Separating Content

Name Separating Content
Sources (Egelman, 2009)
Synonyms None
Context When a critical warning is displayed, the website should be distorted or hidden. When contextual indicators are used to make trust decisions about which website to visit, the indicators should be presented before the user views the content of the website that was chosen.
Problem Users often let the “look and feel” of the website determine their level of trust, often to the detriment of unbiased trust indicators.

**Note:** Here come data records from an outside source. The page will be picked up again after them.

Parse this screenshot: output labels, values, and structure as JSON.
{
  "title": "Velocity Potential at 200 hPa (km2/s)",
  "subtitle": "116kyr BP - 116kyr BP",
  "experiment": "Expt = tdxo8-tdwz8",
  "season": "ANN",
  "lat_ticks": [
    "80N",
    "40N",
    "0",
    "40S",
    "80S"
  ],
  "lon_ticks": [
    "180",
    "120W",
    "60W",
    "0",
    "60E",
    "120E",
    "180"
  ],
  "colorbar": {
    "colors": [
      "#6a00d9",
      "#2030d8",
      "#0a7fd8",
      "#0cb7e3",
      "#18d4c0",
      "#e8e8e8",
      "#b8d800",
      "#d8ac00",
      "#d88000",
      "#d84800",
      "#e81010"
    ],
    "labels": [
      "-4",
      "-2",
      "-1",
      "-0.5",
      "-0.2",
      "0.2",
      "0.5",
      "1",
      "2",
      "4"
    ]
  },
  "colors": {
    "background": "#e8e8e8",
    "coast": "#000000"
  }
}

Solution Indicators should distort or not display the destination website such that the look and feel are not taken into account when the user is asked to make a trust decision.
Examples None
Implementation In cases where a critical warning is about to be displayed, distort or hide the original website such that the user’s focus is on the warning message. In cases where a contextual indicator is to be displayed, display it before the content of the website that it represents. For instance, this can be accomplished by annotating hyperlinks or by providing popups during mouse-overs.

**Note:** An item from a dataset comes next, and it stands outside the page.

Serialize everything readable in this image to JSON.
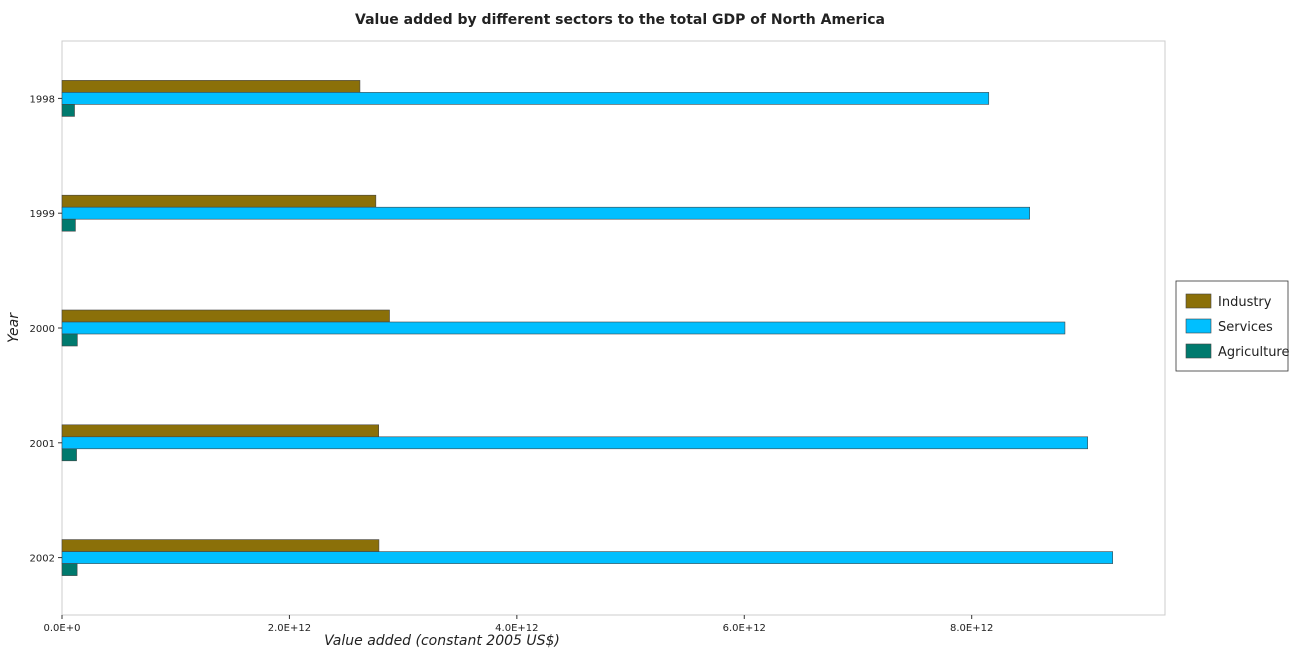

Consequences When a website is presented alongside a trust indicator, the user may use the look and feel of the website to determine the veracity of the trust indicator. Since many users are unaware of how easy it is to design professionally looking fraudulent websites, they may take the design quality into account when choosing to ignore a warning or contextual indicator.
Dependencies None
Relationships [Active Warnings]
[Warn When Unsafe]
[Noticable Contextual Indicators]
Principles [Indentifiablity]
[Clarity]
[Trusted Path]
Guidelines None
Check lists None
Use cases None
Tags Separating Content, Active Warnings, Noticable Contextual Indicators, Fail Safety
Log history [12/21/2015]: Added to repository

References

Egelman, S., 2009. Trust me: Design patterns for constructing trustworthy trust indicators. ProQuest.